I would like to congratulate my colleague on his initiative. The Access to Information Act is extremely outdated. We have been suggesting changes for a long time, but nobody has done anything. Today our colleague wants us to take action.

I was disgusted when I heard the parliamentary secretary say that the bill had quite a few problems. After all, it was copied right from the Conservative platform. He might as well have been commenting on the Conservatives' commitments and their promises to Canadians.

The Conservatives should keep the promises they made to Canadians in the hopes of getting elected. They should support my colleague's bill. Numerous experts, including the Information Commissioner, Suzanne Legault, who is doing an excellent job, have asked the government to update the law because it is outdated.

An Act to amend the Access to Information Act (transparency and duty to document) March 5th, 2014

Mr. Speaker, I would like to congratulate my colleague on this wonderful bill, which comes at a critical time, since this Conservative government is showing an increasing lack of transparency.

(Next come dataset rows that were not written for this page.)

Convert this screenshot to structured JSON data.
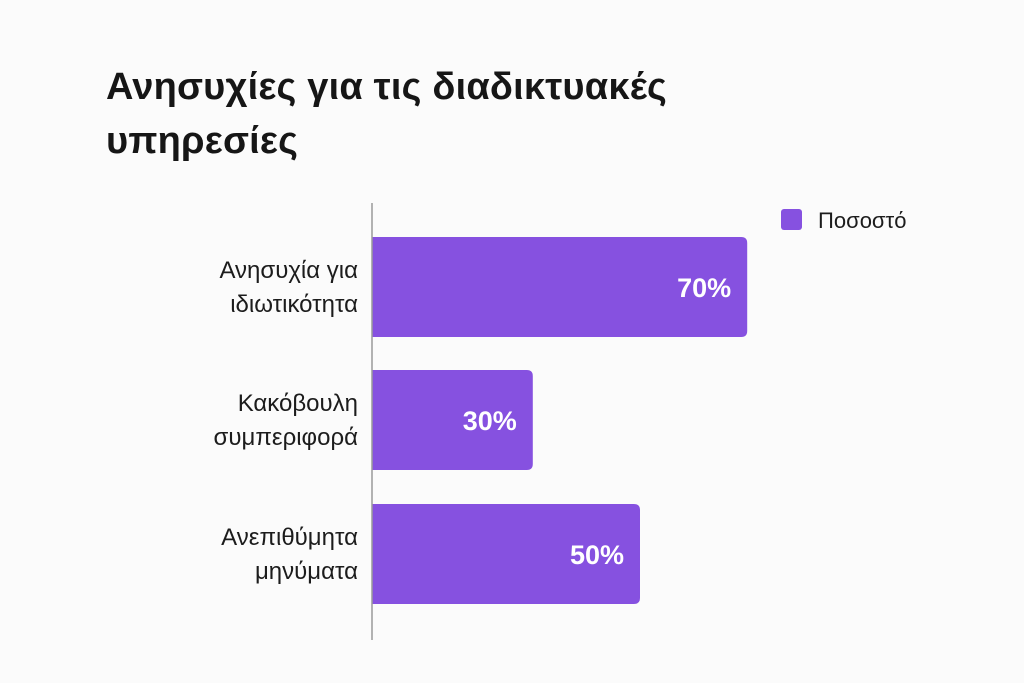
{
  "chart_data": {
    "type": "bar",
    "orientation": "horizontal",
    "title": "Ανησυχίες για τις διαδικτυακές υπηρεσίες",
    "categories": [
      [
        "Ανησυχία για",
        "ιδιωτικότητα"
      ],
      [
        "Κακόβουλη",
        "συμπεριφορά"
      ],
      [
        "Ανεπιθύμητα",
        "μηνύματα"
      ]
    ],
    "series": [
      {
        "name": "Ποσοστό",
        "values": [
          70,
          30,
          50
        ],
        "color": "#8651e0"
      }
    ],
    "data_labels": [
      "70%",
      "30%",
      "50%"
    ],
    "xlim": [
      0,
      100
    ],
    "grid": false,
    "legend": "top-right"
  }
}
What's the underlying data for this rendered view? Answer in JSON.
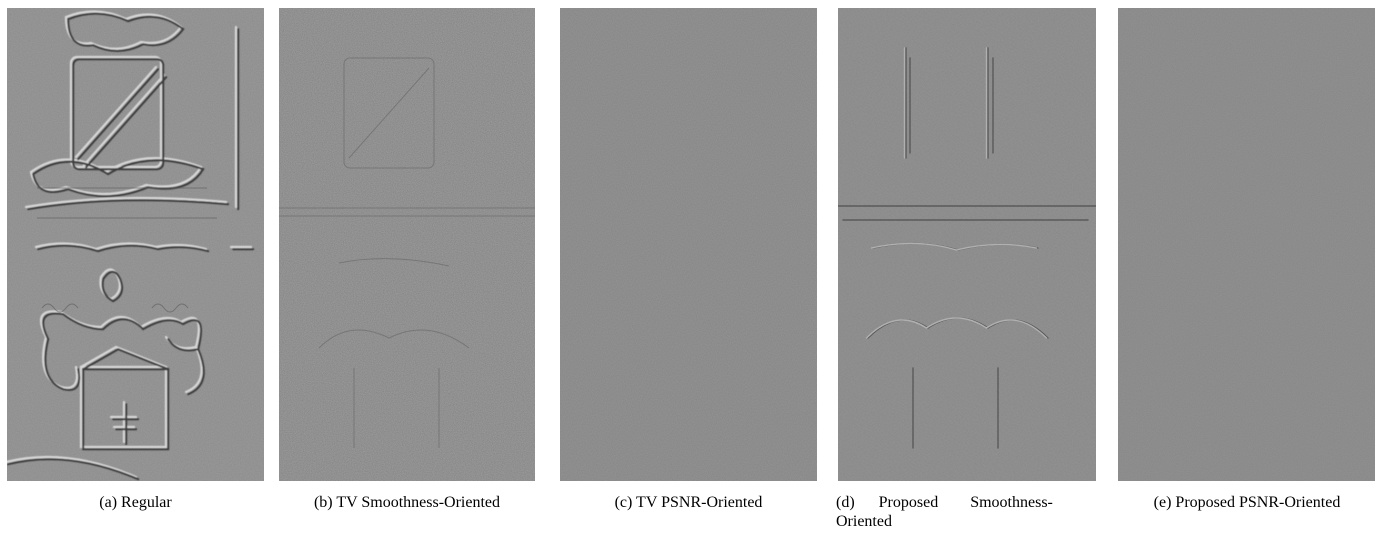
{
  "figure": {
    "panels": [
      {
        "id": "a",
        "caption": "(a) Regular"
      },
      {
        "id": "b",
        "caption": "(b) TV Smoothness-Oriented"
      },
      {
        "id": "c",
        "caption": "(c) TV PSNR-Oriented"
      },
      {
        "id": "d",
        "caption_line1": "(d)      Proposed        Smoothness-",
        "caption_line2": "Oriented"
      },
      {
        "id": "e",
        "caption": "(e) Proposed PSNR-Oriented"
      }
    ],
    "colors": {
      "background": "#ffffff",
      "image_gray": "#808080",
      "relief_gray": "#8a8a8a",
      "text": "#000000"
    }
  }
}
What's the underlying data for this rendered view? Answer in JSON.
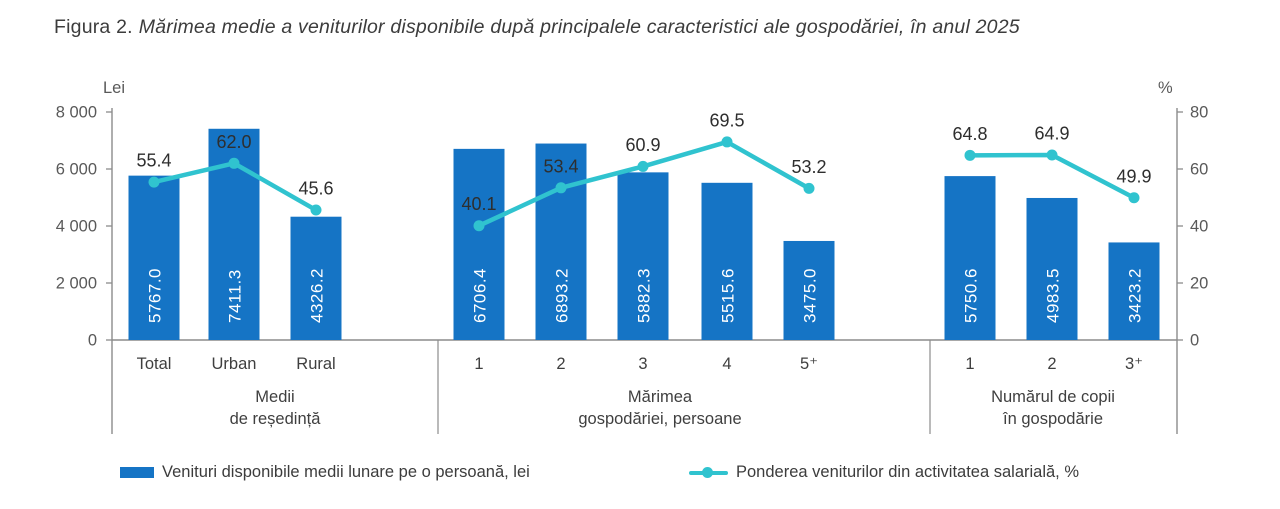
{
  "figure": {
    "title_prefix": "Figura 2.",
    "title_text": "Mărimea medie a veniturilor disponibile după principalele caracteristici ale gospodăriei, în anul 2025"
  },
  "chart_data": {
    "type": "bar",
    "left_axis": {
      "label": "Lei",
      "lim": [
        0,
        8000
      ],
      "ticks": [
        "8 000",
        "6 000",
        "4 000",
        "2 000",
        "0"
      ]
    },
    "right_axis": {
      "label": "%",
      "lim": [
        0,
        80
      ],
      "ticks": [
        "80",
        "60",
        "40",
        "20",
        "0"
      ]
    },
    "grid": "off",
    "legend_position": "bottom",
    "series": [
      {
        "name": "Venituri disponibile medii lunare pe o persoană, lei",
        "type": "bar",
        "color": "#1574c5"
      },
      {
        "name": "Ponderea veniturilor din activitatea salarială, %",
        "type": "line",
        "color": "#30c3cf"
      }
    ],
    "groups": [
      {
        "label_lines": [
          "Medii",
          "de reședință"
        ],
        "categories": [
          "Total",
          "Urban",
          "Rural"
        ],
        "bar_values": [
          5767.0,
          7411.3,
          4326.2
        ],
        "bar_labels": [
          "5767.0",
          "7411.3",
          "4326.2"
        ],
        "line_values": [
          55.4,
          62.0,
          45.6
        ],
        "line_labels": [
          "55.4",
          "62.0",
          "45.6"
        ]
      },
      {
        "label_lines": [
          "Mărimea",
          "gospodăriei, persoane"
        ],
        "categories": [
          "1",
          "2",
          "3",
          "4",
          "5⁺"
        ],
        "bar_values": [
          6706.4,
          6893.2,
          5882.3,
          5515.6,
          3475.0
        ],
        "bar_labels": [
          "6706.4",
          "6893.2",
          "5882.3",
          "5515.6",
          "3475.0"
        ],
        "line_values": [
          40.1,
          53.4,
          60.9,
          69.5,
          53.2
        ],
        "line_labels": [
          "40.1",
          "53.4",
          "60.9",
          "69.5",
          "53.2"
        ]
      },
      {
        "label_lines": [
          "Numărul de copii",
          "în gospodărie"
        ],
        "categories": [
          "1",
          "2",
          "3⁺"
        ],
        "bar_values": [
          5750.6,
          4983.5,
          3423.2
        ],
        "bar_labels": [
          "5750.6",
          "4983.5",
          "3423.2"
        ],
        "line_values": [
          64.8,
          64.9,
          49.9
        ],
        "line_labels": [
          "64.8",
          "64.9",
          "49.9"
        ]
      }
    ]
  }
}
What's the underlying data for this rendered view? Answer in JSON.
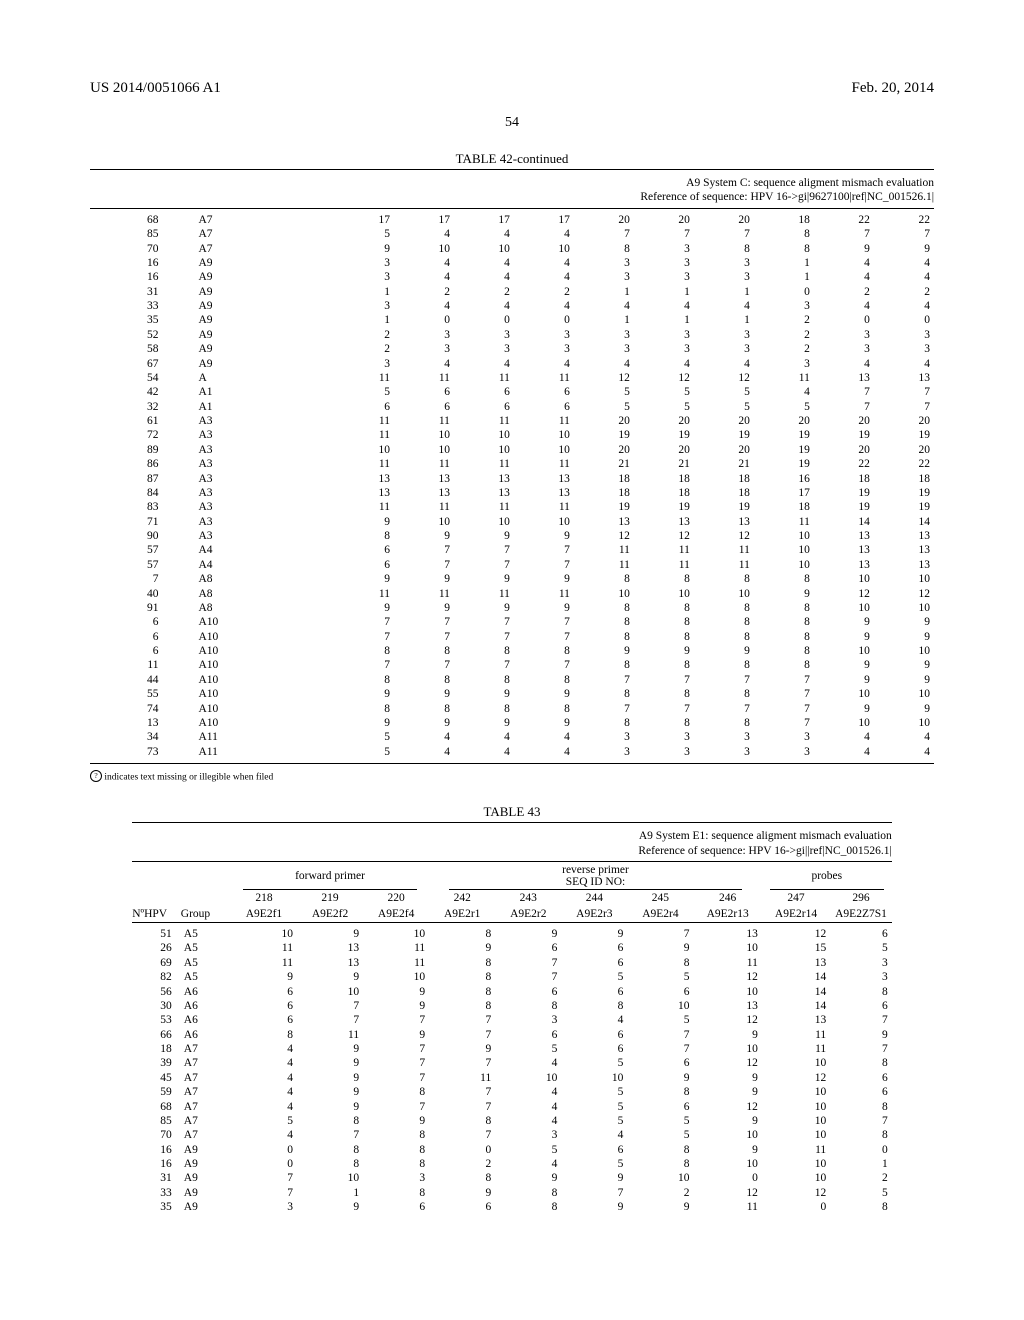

A Montreal Gazette editorial quotes the Prime Minister. I would like to read what he had to say.

Before the Prime Minister came to power, he said:

Information is the lifeblood of a democracy. Without adequate access to key information about government policies and programs, citizens and parliamentarians cannot make informed decisions and incompetent or corrupt governments can be hidden under a cloak of secrecy.

He said those words when he was the opposition leader, but his government has done exactly the opposite.

Why does the member think the government has taken so long to fulfill its promises? Can he also comment on whether government members are disappointed when they look at the promises that were made and the plan for 2014?

Canada Post February 27th, 2014

Mr. Speaker, the suburbs north of Montreal are among the first to lose home mail delivery.

Back home, the city of Sainte-Anne-des-Plaines adopted a resolution demanding to be consulted before any changes are made to its postal service.

The city of Terrebonne is concerned about having community mailboxes in its historic downtown. It fears that this will detract from the charm and heritage of Old Terrebonne.

Will the minister promise to consult the municipalities and consider other solutions before imposing draconian changes on the postal service?